[Forty-one years in India by Frederick Sleigh Roberts]@TWC D-Link bookForty-one years in India CHAPTER LXIV 2/7
But all this was changed by Skobeloff's victories over the Tekke Turkomans, which gave Merv and Sarakhs to Russia, and enabled her to transfer her base from Orenburg to the Caspian--by far the most important step ever made by Russia in her advance towards India.
I had some years before pointed out to the Government of India how immeasurably Russia would gain, if by the conquest of Merv--a conquest which I then looked upon as certain to be accomplished in the near future--she should be able to make this transfer.
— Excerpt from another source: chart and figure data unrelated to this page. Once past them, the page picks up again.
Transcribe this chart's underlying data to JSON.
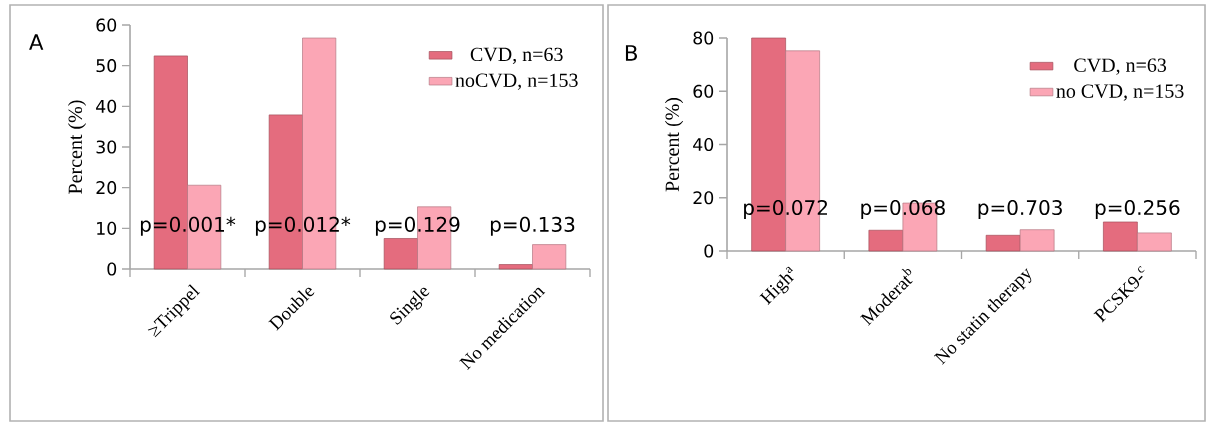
{
  "chart_data": [
    {
      "type": "bar",
      "ylabel": "Percent (%)",
      "categories": [
        "≥Trippel",
        "Double",
        "Single",
        "No medication"
      ],
      "series": [
        {
          "name": "CVD, n=63",
          "color": "#e46c7e",
          "values": [
            52.4,
            37.9,
            7.5,
            1.1
          ]
        },
        {
          "name": "noCVD, n=153",
          "color": "#fba6b5",
          "values": [
            20.6,
            56.8,
            15.3,
            6.0
          ]
        }
      ],
      "ylim": [
        0,
        60
      ],
      "yticks": [
        0,
        10,
        20,
        30,
        40,
        50,
        60
      ],
      "legend": "top right",
      "annotations": [
        "A",
        "p=0.001*",
        "p=0.012*",
        "p=0.129",
        "p=0.133"
      ]
    },
    {
      "type": "bar",
      "ylabel": "Percent (%)",
      "categories": [
        "High$^{a}$",
        "Moderat$^{b}$",
        "No statin therapy",
        "PCSK9-$^{c}$"
      ],
      "series": [
        {
          "name": "CVD, n=63",
          "color": "#e46c7e",
          "values": [
            80,
            7.8,
            5.9,
            10.9
          ]
        },
        {
          "name": "no CVD, n=153",
          "color": "#fba6b5",
          "values": [
            75.2,
            18,
            8,
            6.8
          ]
        }
      ],
      "ylim": [
        0,
        80
      ],
      "yticks": [
        0,
        20,
        40,
        60,
        80
      ],
      "legend": "top right",
      "annotations": [
        "B",
        "p=0.072",
        "p=0.068",
        "p=0.703",
        "p=0.256"
      ]
    }
  ]
}
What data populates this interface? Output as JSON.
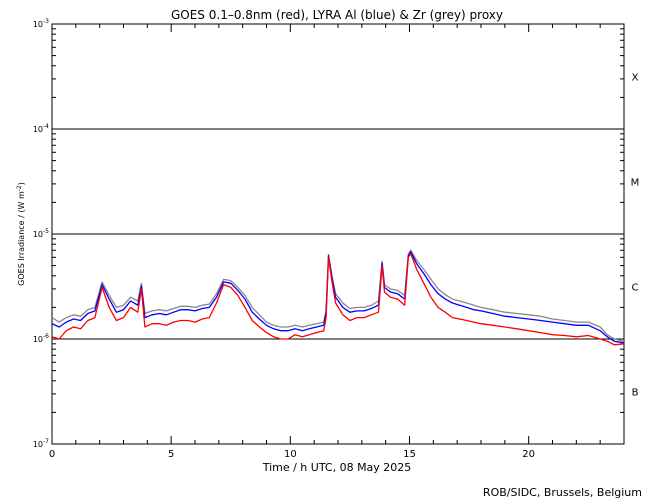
{
  "chart_data": {
    "type": "line",
    "title": "GOES 0.1–0.8nm (red), LYRA Al (blue) & Zr (grey) proxy",
    "xlabel": "Time / h UTC, 08 May 2025",
    "ylabel_main": "GOES Irradiance / (W m",
    "ylabel_exp": "-2",
    "ylabel_close": ")",
    "credit": "ROB/SIDC, Brussels, Belgium",
    "xlim": [
      0,
      24
    ],
    "ylim_log10": [
      -7,
      -3
    ],
    "y_scale": "log",
    "x_ticks": [
      0,
      5,
      10,
      15,
      20
    ],
    "x_tick_labels": [
      "0",
      "5",
      "10",
      "15",
      "20"
    ],
    "y_ticks_log10": [
      -7,
      -6,
      -5,
      -4,
      -3
    ],
    "y_tick_labels": [
      {
        "base": "10",
        "exp": "-7"
      },
      {
        "base": "10",
        "exp": "-6"
      },
      {
        "base": "10",
        "exp": "-5"
      },
      {
        "base": "10",
        "exp": "-4"
      },
      {
        "base": "10",
        "exp": "-3"
      }
    ],
    "flare_class_lines_log10": [
      -6,
      -5,
      -4
    ],
    "flare_classes": [
      {
        "label": "B",
        "log10_center": -6.5
      },
      {
        "label": "C",
        "log10_center": -5.5
      },
      {
        "label": "M",
        "log10_center": -4.5
      },
      {
        "label": "X",
        "log10_center": -3.5
      }
    ],
    "series": [
      {
        "name": "GOES 0.1-0.8nm",
        "color": "#ff0000",
        "x": [
          0,
          0.3,
          0.6,
          0.9,
          1.2,
          1.5,
          1.8,
          2.1,
          2.4,
          2.7,
          3.0,
          3.3,
          3.6,
          3.75,
          3.9,
          4.2,
          4.5,
          4.8,
          5.1,
          5.4,
          5.7,
          6.0,
          6.3,
          6.6,
          6.9,
          7.2,
          7.5,
          7.8,
          8.1,
          8.4,
          8.7,
          9.0,
          9.3,
          9.6,
          9.9,
          10.2,
          10.5,
          10.8,
          11.1,
          11.4,
          11.5,
          11.6,
          11.75,
          11.9,
          12.2,
          12.5,
          12.8,
          13.1,
          13.4,
          13.7,
          13.85,
          13.95,
          14.2,
          14.5,
          14.8,
          14.95,
          15.05,
          15.3,
          15.6,
          15.9,
          16.2,
          16.5,
          16.8,
          17.1,
          17.4,
          17.7,
          18.0,
          18.5,
          19.0,
          19.5,
          20.0,
          20.5,
          21.0,
          21.5,
          22.0,
          22.5,
          23.0,
          23.3,
          23.6,
          24.0
        ],
        "y": [
          1.05e-06,
          1e-06,
          1.2e-06,
          1.3e-06,
          1.25e-06,
          1.5e-06,
          1.6e-06,
          3.1e-06,
          2e-06,
          1.5e-06,
          1.6e-06,
          2e-06,
          1.8e-06,
          3e-06,
          1.3e-06,
          1.4e-06,
          1.4e-06,
          1.35e-06,
          1.45e-06,
          1.5e-06,
          1.5e-06,
          1.45e-06,
          1.55e-06,
          1.6e-06,
          2.2e-06,
          3.3e-06,
          3.1e-06,
          2.6e-06,
          2e-06,
          1.5e-06,
          1.3e-06,
          1.15e-06,
          1.05e-06,
          1e-06,
          1e-06,
          1.1e-06,
          1.05e-06,
          1.1e-06,
          1.15e-06,
          1.2e-06,
          1.6e-06,
          6e-06,
          3.5e-06,
          2.2e-06,
          1.7e-06,
          1.5e-06,
          1.6e-06,
          1.6e-06,
          1.7e-06,
          1.8e-06,
          5e-06,
          2.8e-06,
          2.5e-06,
          2.4e-06,
          2.1e-06,
          6e-06,
          6.5e-06,
          4.6e-06,
          3.4e-06,
          2.5e-06,
          2e-06,
          1.8e-06,
          1.6e-06,
          1.55e-06,
          1.5e-06,
          1.45e-06,
          1.4e-06,
          1.35e-06,
          1.3e-06,
          1.25e-06,
          1.2e-06,
          1.15e-06,
          1.1e-06,
          1.08e-06,
          1.05e-06,
          1.08e-06,
          1e-06,
          9.5e-07,
          8.8e-07,
          9e-07
        ]
      },
      {
        "name": "LYRA Al proxy",
        "color": "#0000ff",
        "x": [
          0,
          0.3,
          0.6,
          0.9,
          1.2,
          1.5,
          1.8,
          2.1,
          2.4,
          2.7,
          3.0,
          3.3,
          3.6,
          3.75,
          3.9,
          4.2,
          4.5,
          4.8,
          5.1,
          5.4,
          5.7,
          6.0,
          6.3,
          6.6,
          6.9,
          7.2,
          7.5,
          7.8,
          8.1,
          8.4,
          8.7,
          9.0,
          9.3,
          9.6,
          9.9,
          10.2,
          10.5,
          10.8,
          11.1,
          11.4,
          11.5,
          11.6,
          11.75,
          11.9,
          12.2,
          12.5,
          12.8,
          13.1,
          13.4,
          13.7,
          13.85,
          13.95,
          14.2,
          14.5,
          14.8,
          14.95,
          15.05,
          15.3,
          15.6,
          15.9,
          16.2,
          16.5,
          16.8,
          17.1,
          17.4,
          17.7,
          18.0,
          18.5,
          19.0,
          19.5,
          20.0,
          20.5,
          21.0,
          21.5,
          22.0,
          22.5,
          23.0,
          23.3,
          23.6,
          24.0
        ],
        "y": [
          1.4e-06,
          1.3e-06,
          1.45e-06,
          1.55e-06,
          1.5e-06,
          1.75e-06,
          1.85e-06,
          3.3e-06,
          2.4e-06,
          1.8e-06,
          1.9e-06,
          2.3e-06,
          2.1e-06,
          3.2e-06,
          1.6e-06,
          1.7e-06,
          1.75e-06,
          1.7e-06,
          1.8e-06,
          1.9e-06,
          1.9e-06,
          1.85e-06,
          1.95e-06,
          2e-06,
          2.5e-06,
          3.5e-06,
          3.4e-06,
          2.9e-06,
          2.4e-06,
          1.8e-06,
          1.55e-06,
          1.35e-06,
          1.25e-06,
          1.2e-06,
          1.2e-06,
          1.25e-06,
          1.2e-06,
          1.25e-06,
          1.3e-06,
          1.35e-06,
          1.8e-06,
          6.2e-06,
          3.8e-06,
          2.5e-06,
          2e-06,
          1.8e-06,
          1.85e-06,
          1.85e-06,
          1.95e-06,
          2.1e-06,
          5.3e-06,
          3.1e-06,
          2.8e-06,
          2.7e-06,
          2.4e-06,
          6.2e-06,
          6.8e-06,
          5.2e-06,
          4.2e-06,
          3.3e-06,
          2.7e-06,
          2.4e-06,
          2.2e-06,
          2.1e-06,
          2e-06,
          1.9e-06,
          1.85e-06,
          1.75e-06,
          1.65e-06,
          1.6e-06,
          1.55e-06,
          1.5e-06,
          1.45e-06,
          1.4e-06,
          1.35e-06,
          1.35e-06,
          1.2e-06,
          1.05e-06,
          9.5e-07,
          9.2e-07
        ]
      },
      {
        "name": "LYRA Zr proxy",
        "color": "#888888",
        "x": [
          0,
          0.3,
          0.6,
          0.9,
          1.2,
          1.5,
          1.8,
          2.1,
          2.4,
          2.7,
          3.0,
          3.3,
          3.6,
          3.75,
          3.9,
          4.2,
          4.5,
          4.8,
          5.1,
          5.4,
          5.7,
          6.0,
          6.3,
          6.6,
          6.9,
          7.2,
          7.5,
          7.8,
          8.1,
          8.4,
          8.7,
          9.0,
          9.3,
          9.6,
          9.9,
          10.2,
          10.5,
          10.8,
          11.1,
          11.4,
          11.5,
          11.6,
          11.75,
          11.9,
          12.2,
          12.5,
          12.8,
          13.1,
          13.4,
          13.7,
          13.85,
          13.95,
          14.2,
          14.5,
          14.8,
          14.95,
          15.05,
          15.3,
          15.6,
          15.9,
          16.2,
          16.5,
          16.8,
          17.1,
          17.4,
          17.7,
          18.0,
          18.5,
          19.0,
          19.5,
          20.0,
          20.5,
          21.0,
          21.5,
          22.0,
          22.5,
          23.0,
          23.3,
          23.6,
          24.0
        ],
        "y": [
          1.6e-06,
          1.45e-06,
          1.6e-06,
          1.7e-06,
          1.65e-06,
          1.9e-06,
          2e-06,
          3.5e-06,
          2.6e-06,
          2e-06,
          2.1e-06,
          2.5e-06,
          2.3e-06,
          3.4e-06,
          1.75e-06,
          1.85e-06,
          1.9e-06,
          1.85e-06,
          1.95e-06,
          2.05e-06,
          2.05e-06,
          2e-06,
          2.1e-06,
          2.15e-06,
          2.7e-06,
          3.7e-06,
          3.6e-06,
          3.1e-06,
          2.6e-06,
          2e-06,
          1.7e-06,
          1.45e-06,
          1.35e-06,
          1.3e-06,
          1.3e-06,
          1.35e-06,
          1.3e-06,
          1.35e-06,
          1.4e-06,
          1.45e-06,
          1.9e-06,
          6.4e-06,
          4e-06,
          2.7e-06,
          2.2e-06,
          1.95e-06,
          2e-06,
          2e-06,
          2.1e-06,
          2.3e-06,
          5.5e-06,
          3.3e-06,
          3e-06,
          2.9e-06,
          2.6e-06,
          6.4e-06,
          7e-06,
          5.6e-06,
          4.6e-06,
          3.7e-06,
          3e-06,
          2.65e-06,
          2.4e-06,
          2.3e-06,
          2.2e-06,
          2.1e-06,
          2e-06,
          1.9e-06,
          1.8e-06,
          1.75e-06,
          1.7e-06,
          1.65e-06,
          1.55e-06,
          1.5e-06,
          1.45e-06,
          1.45e-06,
          1.3e-06,
          1.1e-06,
          1e-06,
          9.5e-07
        ]
      }
    ]
  }
}
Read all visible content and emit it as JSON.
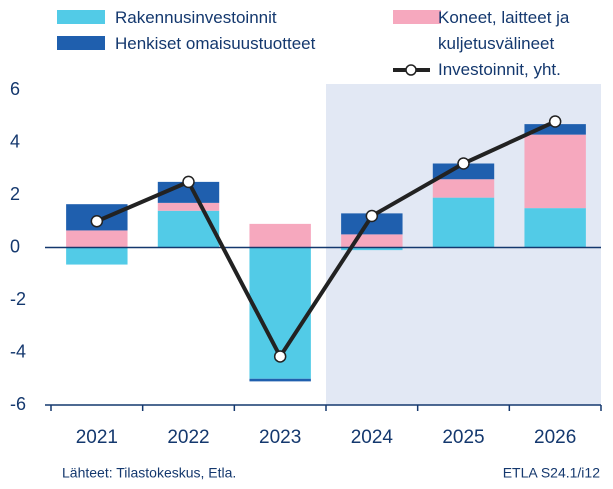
{
  "chart_data": {
    "type": "bar",
    "categories": [
      "2021",
      "2022",
      "2023",
      "2024",
      "2025",
      "2026"
    ],
    "series": [
      {
        "name": "Rakennusinvestoinnit",
        "color": "#52cbe7",
        "values": [
          -0.65,
          1.4,
          -5.0,
          -0.1,
          1.9,
          1.5
        ]
      },
      {
        "name": "Koneet, laitteet ja kuljetusvälineet",
        "color": "#f6a8be",
        "values": [
          0.65,
          0.3,
          0.9,
          0.5,
          0.7,
          2.8
        ]
      },
      {
        "name": "Henkiset omaisuustuotteet",
        "color": "#1f5fae",
        "values": [
          1.0,
          0.8,
          -0.1,
          0.8,
          0.6,
          0.4
        ]
      },
      {
        "name": "Investoinnit, yht.",
        "type": "line",
        "color": "#222222",
        "values": [
          1.0,
          2.5,
          -4.15,
          1.2,
          3.2,
          4.8
        ]
      }
    ],
    "ylim": [
      -6,
      6
    ],
    "yticks": [
      -6,
      -4,
      -2,
      0,
      2,
      4,
      6
    ],
    "source": "Lähteet: Tilastokeskus, Etla.",
    "note": "ETLA S24.1/i12"
  }
}
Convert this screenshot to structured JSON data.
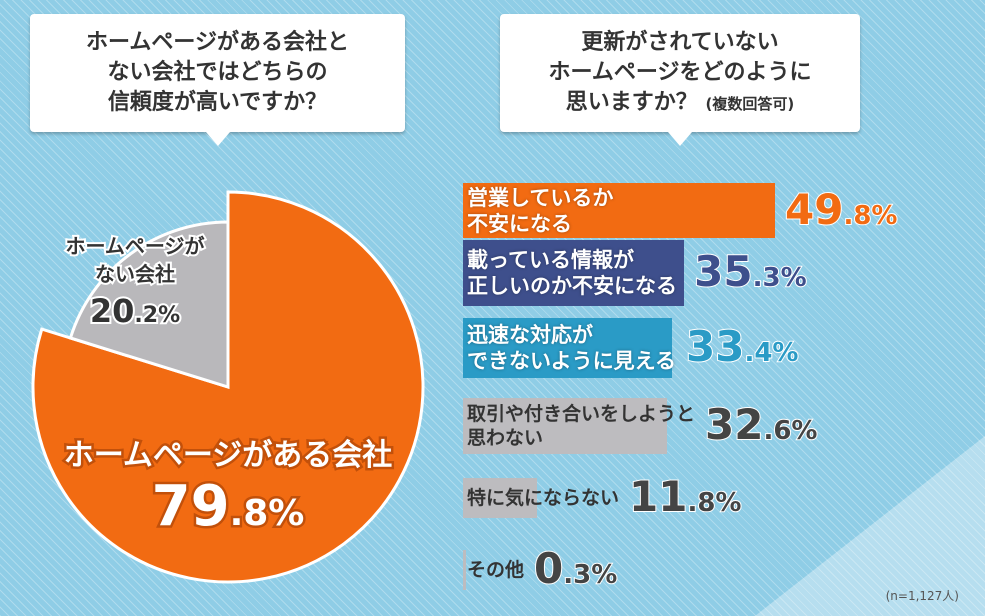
{
  "questions": {
    "left_lines": [
      "ホームページがある会社と",
      "ない会社ではどちらの",
      "信頼度が高いですか？"
    ],
    "right_lines": [
      "更新がされていない",
      "ホームページをどのように",
      "思いますか？"
    ],
    "right_suffix": "(複数回答可)"
  },
  "chart_data": [
    {
      "type": "pie",
      "slices": [
        {
          "label": "ホームページがある会社",
          "value": 79.8,
          "int": "79",
          "dec": ".8%",
          "color": "#f26b12"
        },
        {
          "label": "ホームページがない会社",
          "line1": "ホームページが",
          "line2": "ない会社",
          "value": 20.2,
          "int": "20",
          "dec": ".2%",
          "color": "#b9b8bb"
        }
      ]
    },
    {
      "type": "bar",
      "xlim": [
        0,
        49.8
      ],
      "bars": [
        {
          "label1": "営業しているか",
          "label2": "不安になる",
          "value": 49.8,
          "int": "49",
          "dec": ".8%",
          "color": "#f26b12",
          "pct_color": "#f26b12"
        },
        {
          "label1": "載っている情報が",
          "label2": "正しいのか不安になる",
          "value": 35.3,
          "int": "35",
          "dec": ".3%",
          "color": "#3e4f8c",
          "pct_color": "#3e4f8c"
        },
        {
          "label1": "迅速な対応が",
          "label2": "できないように見える",
          "value": 33.4,
          "int": "33",
          "dec": ".4%",
          "color": "#2a9bc6",
          "pct_color": "#2a9bc6"
        },
        {
          "label1": "取引や付き合いをしようと",
          "label2": "思わない",
          "value": 32.6,
          "int": "32",
          "dec": ".6%",
          "color": "#bdbcbf",
          "pct_color": "#444444"
        },
        {
          "label1": "特に気にならない",
          "label2": "",
          "value": 11.8,
          "int": "11",
          "dec": ".8%",
          "color": "#bdbcbf",
          "pct_color": "#444444"
        },
        {
          "label1": "その他",
          "label2": "",
          "value": 0.3,
          "int": "0",
          "dec": ".3%",
          "color": "#bdbcbf",
          "pct_color": "#444444"
        }
      ]
    }
  ],
  "note": "(n=1,127人)"
}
My words were unheeded or ridiculed at the time, and I, like others who thought as I did, was supposed to be suffering from a disease diagnosed by a distinguished politician as 'Mervousness.' But a little later those words were verified.
Merv had become a Russian possession, and Turkestan was in direct communication by rail and steamer with St. Petersburg.
And can it be denied that this fact, which would have enabled the army in the Caucasus to be rapidly transported to the scene of operations, made it possible for General Komaroff practically to dictate terms to the Boundary Commission which was sent to define the northern limits of Afghanistan, and to forcibly eject an Afghan garrison from Panjdeh under the eyes of British officers? Lord Dufferin took up the reins of the Government of India at a time when things had come to such a pass that a personal conference with the Amir was considered necessary to arrange for the defence and demarcation of His Highness's frontier, the strengthening of Herat, the extension of the Sakkur-Sibi railway to Quetta, and the discussion of the general situation.